Ultimately, to impose a modern viewpoint upon things, it is not always necessary to be fully eloquent and exact in one's command of a language in order to express and deliver one's feelings.  I know this from speaking to a friend of mine in Finland, Heidi.  Her English is far from being absolutely perfect yet she possesses a very good vocabulary and can convey thoughts, feelings and her meaning without it being exact and absolutely correct.  I know she wants me to correct her but I find myself doing so only when she makes real a real faux pas in what she has to say rather than picking up on every little spelling mistake and grammatical error.  It would make our conversations seem contrived, boring and like those between a teacher and student.  She knows when she makes mistakes but cannot always manage to phrase everything she wants yet she can convey what she is feeling.  Hence, this has sometimes I have affectionately named her English as being "Heidi English" (to her delight I hasten to add).  This follows in the tradition of bad movies liked by my friends Fred and Devin as re-categorized "Fred movies" and "Devin movies" respectively.   Heidi worries incessantly about what other people would think of her English yet she is confident enough to speak and write it with me.  And I don't have to "dumb down" my English with her, and we can talk on all be they matters, serious, fun, intellectual, etc.  I do miss having academic conversations with most people around me, but that is in part my fault, yet finding people with like minds and outlooks of ideas to share opinions and knowledge with has always been rare.  I am grateful for those few friends on that similar level I have.

This attitude and outlook towards language in some ways might seem a contradiction in terms towards my usual philosophy.  I must confess in someways I am rather a purist in terms of language and how I hate it when a language is corrupted and wrecked by people who simply are lazy and cannot enunciate their words correctly.  I suppose for me it's mostly frustration and annoyance at the laziness and arrogance that people have towards communication.  I wince and shudder on buses when you "overhear" conversations, and as anyone will tell you who's been on a London bus, it's hearing those booming voices of teenage girls, each of them sprawled over a seat and refusing to move for others, ensuring that each and other passenger on the top deck can hear their conversation.  On subjects as fascinating as how badly they are treated by their boyfriends, or their wild sex lives, or what would be simply dismissed as banal gossip, punctuated with much teeth sucking and expletives at individuals who dare to look around at the cause of the unnecessary drivel  (sorry, conversation) we are being forced to eavesdrop upon.   And the same words/statements are repeated over and over again in a half patois/half lazy form of English.  This is a generation by whom writing is communicating via abbreviations and text speak.  These are people who have supposedly been "educated" yet somehow these random bleetings are allowed to pass as English in schools today.  Frightening.  Heidi, who has never lived nor been educated in England, possesses a better command of English (without having to endlessly repeat herself) than these morons.  Yes, tolerance is essential in this day and age, but why should it extend into the domain of stupidity and ignorance?


  1. I feel exactly the same way about the conversations I overhear on the train.
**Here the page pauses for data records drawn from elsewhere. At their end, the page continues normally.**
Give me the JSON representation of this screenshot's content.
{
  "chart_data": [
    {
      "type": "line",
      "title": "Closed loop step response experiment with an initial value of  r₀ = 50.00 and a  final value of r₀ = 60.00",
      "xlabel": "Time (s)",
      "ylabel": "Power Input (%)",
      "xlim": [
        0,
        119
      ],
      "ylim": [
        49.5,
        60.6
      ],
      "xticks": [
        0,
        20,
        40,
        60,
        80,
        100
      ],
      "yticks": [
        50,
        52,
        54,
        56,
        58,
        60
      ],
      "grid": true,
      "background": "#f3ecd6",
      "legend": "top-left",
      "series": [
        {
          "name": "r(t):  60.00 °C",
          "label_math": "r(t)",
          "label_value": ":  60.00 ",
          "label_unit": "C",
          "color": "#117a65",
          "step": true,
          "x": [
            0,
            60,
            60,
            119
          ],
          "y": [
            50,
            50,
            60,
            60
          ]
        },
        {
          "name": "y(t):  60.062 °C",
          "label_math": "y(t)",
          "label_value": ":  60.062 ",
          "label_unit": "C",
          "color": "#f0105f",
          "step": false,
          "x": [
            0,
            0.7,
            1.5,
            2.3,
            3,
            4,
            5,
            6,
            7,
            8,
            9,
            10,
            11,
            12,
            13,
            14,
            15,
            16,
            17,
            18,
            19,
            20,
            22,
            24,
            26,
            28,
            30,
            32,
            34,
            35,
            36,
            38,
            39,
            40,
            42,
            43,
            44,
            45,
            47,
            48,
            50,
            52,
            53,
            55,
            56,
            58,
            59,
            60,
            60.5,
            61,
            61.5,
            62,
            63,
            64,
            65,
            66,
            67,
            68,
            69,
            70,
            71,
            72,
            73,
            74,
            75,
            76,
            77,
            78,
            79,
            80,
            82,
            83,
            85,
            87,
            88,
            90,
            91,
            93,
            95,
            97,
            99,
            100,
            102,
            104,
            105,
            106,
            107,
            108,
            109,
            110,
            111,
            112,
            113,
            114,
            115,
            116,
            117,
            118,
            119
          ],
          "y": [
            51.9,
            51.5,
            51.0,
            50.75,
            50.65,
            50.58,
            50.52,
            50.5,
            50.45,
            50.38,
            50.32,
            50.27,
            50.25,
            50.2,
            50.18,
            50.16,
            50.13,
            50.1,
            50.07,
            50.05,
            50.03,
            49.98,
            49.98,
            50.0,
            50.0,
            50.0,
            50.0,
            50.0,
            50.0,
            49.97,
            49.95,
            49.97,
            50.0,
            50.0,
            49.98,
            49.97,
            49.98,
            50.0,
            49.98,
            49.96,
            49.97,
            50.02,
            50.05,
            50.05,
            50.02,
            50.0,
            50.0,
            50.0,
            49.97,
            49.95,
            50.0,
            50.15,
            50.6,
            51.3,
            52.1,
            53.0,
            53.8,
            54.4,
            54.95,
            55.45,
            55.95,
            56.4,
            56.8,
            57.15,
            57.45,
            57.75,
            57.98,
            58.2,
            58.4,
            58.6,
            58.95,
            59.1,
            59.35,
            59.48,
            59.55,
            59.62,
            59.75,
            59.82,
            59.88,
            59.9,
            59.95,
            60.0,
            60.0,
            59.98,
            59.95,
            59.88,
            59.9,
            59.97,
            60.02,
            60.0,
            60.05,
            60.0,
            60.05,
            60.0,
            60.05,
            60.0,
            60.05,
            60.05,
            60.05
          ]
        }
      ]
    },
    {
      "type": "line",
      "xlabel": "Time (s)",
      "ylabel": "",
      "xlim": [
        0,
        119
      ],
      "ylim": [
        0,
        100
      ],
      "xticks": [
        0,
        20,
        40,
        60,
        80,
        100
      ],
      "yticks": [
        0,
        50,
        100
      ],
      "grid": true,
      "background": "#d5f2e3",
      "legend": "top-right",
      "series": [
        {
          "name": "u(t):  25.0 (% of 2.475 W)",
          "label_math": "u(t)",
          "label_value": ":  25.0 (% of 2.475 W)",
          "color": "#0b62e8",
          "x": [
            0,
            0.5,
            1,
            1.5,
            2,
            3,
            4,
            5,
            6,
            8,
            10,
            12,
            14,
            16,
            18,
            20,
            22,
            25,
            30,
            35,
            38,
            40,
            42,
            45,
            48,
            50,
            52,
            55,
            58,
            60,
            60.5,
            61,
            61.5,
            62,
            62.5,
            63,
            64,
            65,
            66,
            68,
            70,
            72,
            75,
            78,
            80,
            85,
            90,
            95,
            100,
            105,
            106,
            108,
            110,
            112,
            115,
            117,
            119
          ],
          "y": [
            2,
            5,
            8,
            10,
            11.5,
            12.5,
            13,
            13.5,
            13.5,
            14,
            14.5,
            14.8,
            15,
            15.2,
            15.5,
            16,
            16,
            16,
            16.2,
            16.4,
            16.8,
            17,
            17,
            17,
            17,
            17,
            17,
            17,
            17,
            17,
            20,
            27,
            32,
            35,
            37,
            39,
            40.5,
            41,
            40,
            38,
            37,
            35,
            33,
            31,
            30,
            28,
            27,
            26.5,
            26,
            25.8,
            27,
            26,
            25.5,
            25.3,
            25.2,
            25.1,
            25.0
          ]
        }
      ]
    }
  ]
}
And I get very steamed at the absurd over-explicitness of British public announcements, written and spoken:

    'Any refreshments from the trolley on this service this morning?'

    'Ticket checks are in operation at this station today. Please have your ticket ready for inspection.'

    'Manea is a request stop. Passengers wishing to leave the train at Manea should inform the guard so that he can arrange for the train to stop to allow them to alight.'

    A concise 'WTF?' to all that.

    It's the exact opposite of Greece where I lived for 15 years, where the simplest information has to be prized out of officialdom.

  2. Thank you, Steve, and welcome to my "Sermons" page! Yes, there are frequent interrobangs that go through my head on public transport, normally preceded by the same acronym as you have cited above.